Bayesian cloud-top phase determination for Meteosat Second Generation

Abstract

A comprehensive understanding of the cloud thermodynamic phase is crucial for assessing the cloud radiative effect and is a prerequisite for remote sensing retrievals of microphysical cloud properties. While previous algorithms mainly detected ice and liquid phases, there is now a growing awareness for the need to further distinguish between warm liquid, supercooled and mixed-phase clouds. To address this need, we introduce a novel method named ProPS (PRObabilistic cloud top Phase retrieval for SEVIRI), which enables cloud detection and the determination of cloud-top phase using SEVIRI (Spinning Enhanced Visible and Infrared Imager), the geostationary passive imager aboard Meteosat Second Generation.
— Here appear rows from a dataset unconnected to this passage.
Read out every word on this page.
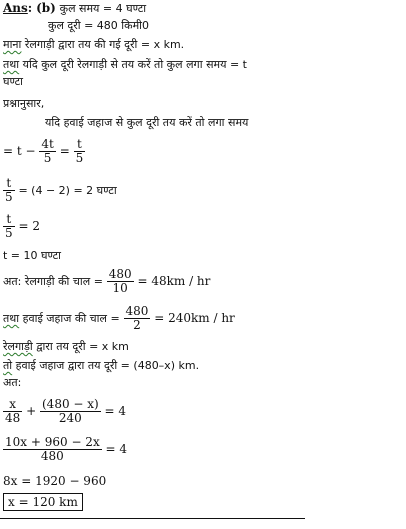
Ans: (b) कुल समय = 4 घण्टा
कुल दूरी = 480 किमी0
माना रेलगाड़ी द्वारा तय की गई दूरी = x km.
तथा यदि कुल दूरी रेलगाड़ी से तय करें तो कुल लगा समय = t
घण्टा
प्रश्नानुसार,
यदि हवाई जहाज से कुल दूरी तय करें तो लगा समय
= $t - \frac{4t}{5} = \frac{t}{5}$
$\frac{t}{5} = (4 - 2) = 2$ घण्टा
$\frac{t}{5} = 2$
t = 10 घण्टा
अत: रेलगाड़ी की चाल = $\frac{480}{10} = 48km$ / hr
तथा हवाई जहाज की चाल = $\frac{480}{2} = 240km$ / hr
रेलगाड़ी द्वारा तय दूरी = x km
तो हवाई जहाज द्वारा तय दूरी = (480–x) km.
अत:
$\frac{x}{48} + \frac{(480 - x)}{240} = 4$
$\frac{10x + 960 - 2x}{480} = 4$
8x = 1920 − 960
x = 120 km
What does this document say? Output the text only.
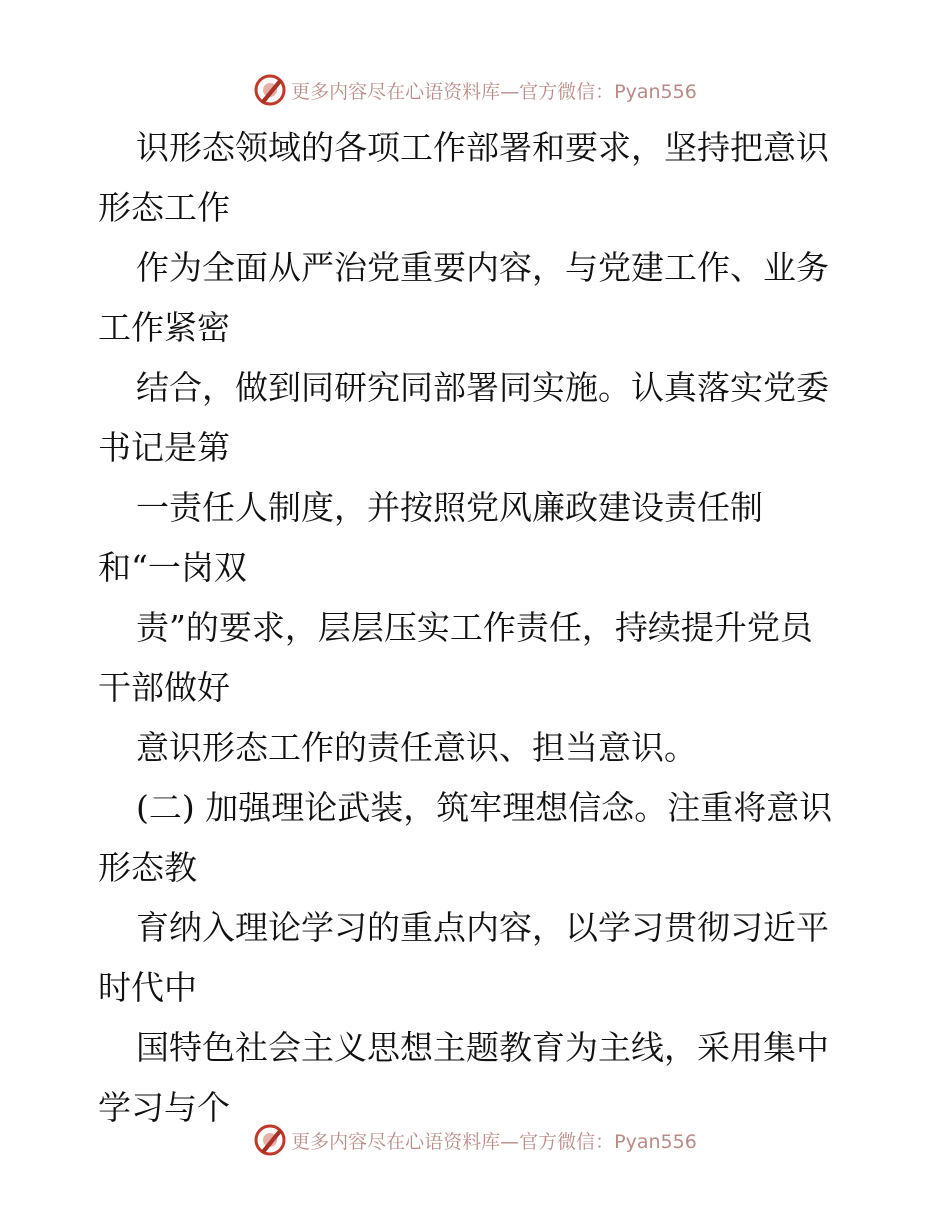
更多内容尽在心语资料库—官方微信：Pyan556
识形态领域的各项工作部署和要求，坚持把意识
形态工作
作为全面从严治党重要内容，与党建工作、业务
工作紧密
结合，做到同研究同部署同实施。认真落实党委
书记是第
一责任人制度，并按照党风廉政建设责任制
和“一岗双
责”的要求，层层压实工作责任，持续提升党员
干部做好
意识形态工作的责任意识、担当意识。
(二) 加强理论武装，筑牢理想信念。注重将意识
形态教
育纳入理论学习的重点内容，以学习贯彻习近平
时代中
国特色社会主义思想主题教育为主线，采用集中
学习与个
更多内容尽在心语资料库—官方微信：Pyan556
ProPS discriminates between clear sky, optically thin ice (TI) cloud, optically thick ice (IC) cloud, mixed-phase (MP) cloud, supercooled liquid (SC) cloud and warm liquid (LQ) cloud. Our method uses a Bayesian approach based on the cloud mask and cloud phase from the lidar–radar cloud product DARDAR (liDAR/raDAR). The validation of ProPS using 6 months of independent DARDAR data shows promising results: the daytime algorithm successfully detects 93 % of clouds and 86 % of clear-sky pixels. In addition, for phase determination, ProPS accurately classifies 91 % of IC, 78 % of TI, 52 % of MP, 58 % of SC and 86 % of LQ clouds, providing a significant improvement in accurate cloud-top phase discrimination compared to traditional retrieval methods.